Publié en ligne le 28 septembre 2006

Le présent rapport constitue la synthèse très concise réalisée à partir de l’enquête menée dans l’ensemble des universités françaises où un enseignement sur l’Amérique coloniale était susceptible d’être proposé aux étudiants. L’envoi était ciblé sur les personnalités (Pr ou MdC) dont le rapporteur savait pertinemment qu’ils étaient directement concernés par l’enquête. En l’absence d’américaniste labélisé colonial, le questionnaire a été adressé aux responsables de centres de recherche. L’outil employé a été l’annuaire de la SHF.

Devant l’absence de réponses dans un premier temps, une relance a été nécessaire pour n’obtenir finalement que 2 réponses pour dire que l’Amérique coloniale n’était pas enseignée dans ces universités, deux promesses de réponses qui ne se sont pas concrétisées, une (et pas des moindres) qui n’a pu être jointe, Paris III, et sept réponses plus ou moins étoffées de : Marne la Vallée, Paris IV, Pau, Perpignan, Poitiers, Paris X et Toulouse.

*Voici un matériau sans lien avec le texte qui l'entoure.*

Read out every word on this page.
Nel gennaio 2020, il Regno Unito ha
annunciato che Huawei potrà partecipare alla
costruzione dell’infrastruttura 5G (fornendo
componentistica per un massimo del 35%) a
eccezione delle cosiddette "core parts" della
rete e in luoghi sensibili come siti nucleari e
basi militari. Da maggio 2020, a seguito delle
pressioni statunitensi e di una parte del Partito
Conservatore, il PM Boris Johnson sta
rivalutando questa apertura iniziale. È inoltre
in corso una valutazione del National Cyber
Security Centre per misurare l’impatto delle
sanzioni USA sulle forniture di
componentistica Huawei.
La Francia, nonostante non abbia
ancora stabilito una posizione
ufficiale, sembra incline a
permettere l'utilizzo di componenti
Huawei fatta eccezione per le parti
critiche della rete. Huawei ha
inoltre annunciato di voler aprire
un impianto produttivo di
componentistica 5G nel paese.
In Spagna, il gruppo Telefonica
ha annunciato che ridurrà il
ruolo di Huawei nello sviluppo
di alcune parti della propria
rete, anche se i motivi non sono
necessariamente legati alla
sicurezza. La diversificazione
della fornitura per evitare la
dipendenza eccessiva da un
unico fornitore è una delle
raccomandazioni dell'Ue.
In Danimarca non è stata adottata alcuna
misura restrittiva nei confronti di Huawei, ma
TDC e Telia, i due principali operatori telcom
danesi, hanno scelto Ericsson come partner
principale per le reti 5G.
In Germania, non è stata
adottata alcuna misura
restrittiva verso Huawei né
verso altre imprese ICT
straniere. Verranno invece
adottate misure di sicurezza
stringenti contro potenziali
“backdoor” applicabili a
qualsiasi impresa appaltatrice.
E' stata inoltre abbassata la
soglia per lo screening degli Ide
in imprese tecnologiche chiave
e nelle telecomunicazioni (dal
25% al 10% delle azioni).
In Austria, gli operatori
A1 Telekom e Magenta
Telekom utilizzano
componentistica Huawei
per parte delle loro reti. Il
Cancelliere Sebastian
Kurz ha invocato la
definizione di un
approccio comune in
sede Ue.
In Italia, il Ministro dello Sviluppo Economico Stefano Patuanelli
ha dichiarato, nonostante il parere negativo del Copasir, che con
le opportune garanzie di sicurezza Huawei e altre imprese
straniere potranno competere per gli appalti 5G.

Compte tenu de ma connaissance de la géographie universitaire concernant le domaine colonial en France, les résultats de l’enquête me semblent acceptables et pertinents.

La plupart des réponses font état de l’existence d’un enseignement et de recherches au sein d’équipes d’accueil pluridisciplinaires dans lesquelles les études coloniales constituent un sous-groupe et le travail s’organise autour d’une personnalité qui entraîne dans son sillage d’autres chercheurs et quelques thésards.

L’Amérique coloniale est un espace présent dans presque toutes les réponses mais minoritaire par rapport à l’ensemble de l’américanisme qui concerne davantage la période dite « républicaine » et surtout contemporaine.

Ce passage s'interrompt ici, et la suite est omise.